In the case of the 58-year-old female patient with stage three heart failure and who was treated with ARNI, Dr. Farnsworth said this of the choice of biomarker: “I personally don’t think it matters.”

The Barnes-Jewish Hospital core laboratory has platforms for both assays—BNP and NT-proBNP—but its primary instrument on the automated line uses the NT-proBNP assay. “It helped a little with turnaround time and helped increase throughput,” Dr. Farnsworth tells CAP TODAY.

“Whichever platform your hospital has is probably the one you should use,” he advises. “It’s going to be more dependent on which instruments you use and less dependent on studies,” like those he highlighted, “and perhaps some physiologic differences.”

Of his laboratory’s switch to NT-proBNP in 2017, he says: “It’s difficult to switch to an assay that has at best modest correlation with the previous assay. Interestingly, we received almost no feedback from the providers,” likely owing to the “significant education” provided pre-transition and the three-month overlap.

What might lie ahead for the BNP and NT-proBNP biomarkers? An emerging area, he says, is the appropriate use of cutpoints and reference intervals in pediatrics. He and his coauthors wrote a paper (Tawiah KD, et al. Clin Biochem. Published online Aug. 5, 2022. doi:10.1016/j.clinbiochem.​2022.08.003) on a similar study comparing BNP and NT-proBNP in a pediatric population.

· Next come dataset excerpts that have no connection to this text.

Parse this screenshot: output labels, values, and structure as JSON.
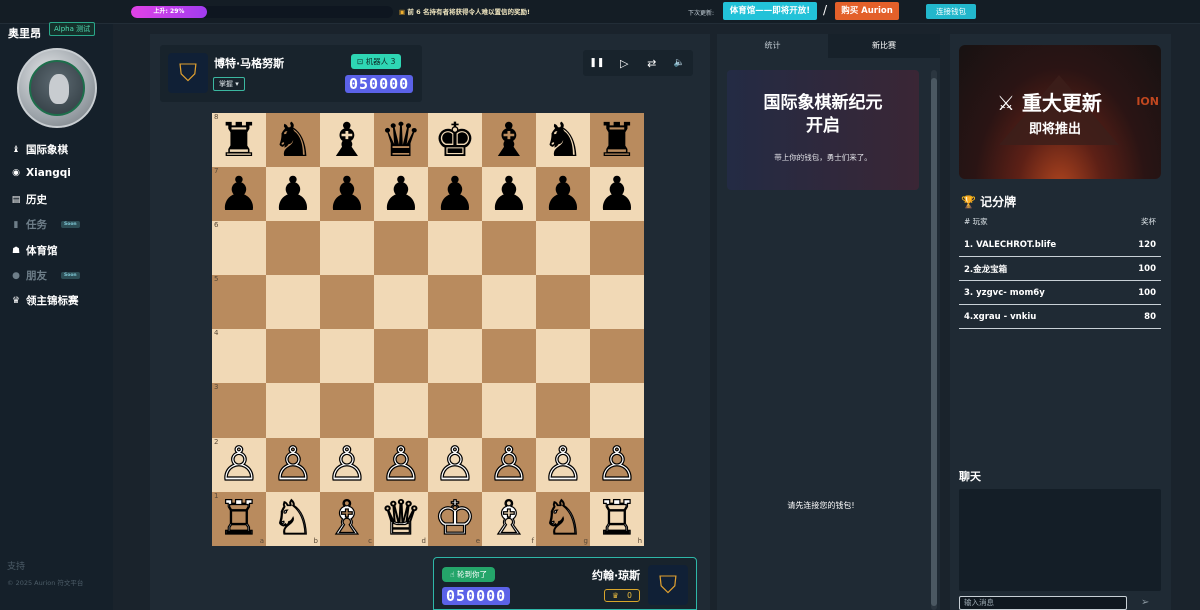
{
  "topbar": {
    "progress_label": "上升: 29%",
    "progress_value": 0.29,
    "notice": "前 6 名持有者将获得令人难以置信的奖励!",
    "next_update_label": "下次更新:",
    "gym_button": "体育馆——即将开放!",
    "slash": "/",
    "buy_button": "购买 Aurion",
    "connect_wallet": "连接钱包"
  },
  "sidebar": {
    "brand": "奥里昂",
    "alpha_badge": "Alpha 测试",
    "items": [
      {
        "icon": "♝",
        "label": "国际象棋",
        "dim": false
      },
      {
        "icon": "◉",
        "label": "Xiangqi",
        "dim": false
      },
      {
        "icon": "▤",
        "label": "历史",
        "dim": false
      },
      {
        "icon": "▮",
        "label": "任务",
        "dim": true,
        "soon": "Soon"
      },
      {
        "icon": "☗",
        "label": "体育馆",
        "dim": false
      },
      {
        "icon": "●",
        "label": "朋友",
        "dim": true,
        "soon": "Soon"
      },
      {
        "icon": "♛",
        "label": "领主锦标赛",
        "dim": false
      }
    ],
    "support": "支持",
    "copyright": "© 2025 Aurion 符文平台"
  },
  "opponent": {
    "name": "博特·马格努斯",
    "dropdown": "掌握 ▾",
    "bot_badge": "机器人 3",
    "score": "050000"
  },
  "controls": {
    "pause": "❚❚",
    "play": "▷",
    "flip": "⇄",
    "sound": "🔈"
  },
  "board": {
    "ranks": [
      "8",
      "7",
      "6",
      "5",
      "4",
      "3",
      "2",
      "1"
    ],
    "files": [
      "a",
      "b",
      "c",
      "d",
      "e",
      "f",
      "g",
      "h"
    ],
    "rows": [
      [
        "♜",
        "♞",
        "♝",
        "♛",
        "♚",
        "♝",
        "♞",
        "♜"
      ],
      [
        "♟",
        "♟",
        "♟",
        "♟",
        "♟",
        "♟",
        "♟",
        "♟"
      ],
      [
        "",
        "",
        "",
        "",
        "",
        "",
        "",
        ""
      ],
      [
        "",
        "",
        "",
        "",
        "",
        "",
        "",
        ""
      ],
      [
        "",
        "",
        "",
        "",
        "",
        "",
        "",
        ""
      ],
      [
        "",
        "",
        "",
        "",
        "",
        "",
        "",
        ""
      ],
      [
        "♙",
        "♙",
        "♙",
        "♙",
        "♙",
        "♙",
        "♙",
        "♙"
      ],
      [
        "♖",
        "♘",
        "♗",
        "♕",
        "♔",
        "♗",
        "♘",
        "♖"
      ]
    ]
  },
  "player": {
    "name": "约翰·琼斯",
    "turn_badge": "轮到你了",
    "score": "050000",
    "trophies": "0"
  },
  "mid": {
    "tab_stats": "统计",
    "tab_new_game": "新比赛",
    "news_title": "国际象棋新纪元开启",
    "news_sub": "带上你的钱包，勇士们来了。",
    "connect_msg": "请先连接您的钱包!"
  },
  "right": {
    "banner_title": "重大更新",
    "banner_sub": "即将推出",
    "banner_ion": "ION",
    "leaderboard_title": "记分牌",
    "col_player": "# 玩家",
    "col_trophy": "奖杯",
    "rows": [
      {
        "name": "1. VALECHROT.blife",
        "score": "120"
      },
      {
        "name": "2.金龙宝箱",
        "score": "100"
      },
      {
        "name": "3. yzgvc- mom6y",
        "score": "100"
      },
      {
        "name": "4.xgrau - vnkiu",
        "score": "80"
      }
    ],
    "chat_title": "聊天",
    "chat_placeholder": "输入消息"
  }
}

“The problem is that the biomarkers are used for dramatically different purposes and there are not established cutpoints or reference intervals like those for adults,” which he notes is generally true across all pediatric reference intervals. “They are not particularly well defined,” he says. While it’s far rarer that pediatric patients would need BNP or NT-proBNP testing than adults, “for those who do, it is important for monitoring of various cardiac pathologies. Applying the correct reference intervals for each test will be crucial to how providers interpret results,” he says, “especially when institutions change assays or children move between institutions.”

Amy Carpenter Aquino is CAP TODAY senior editor.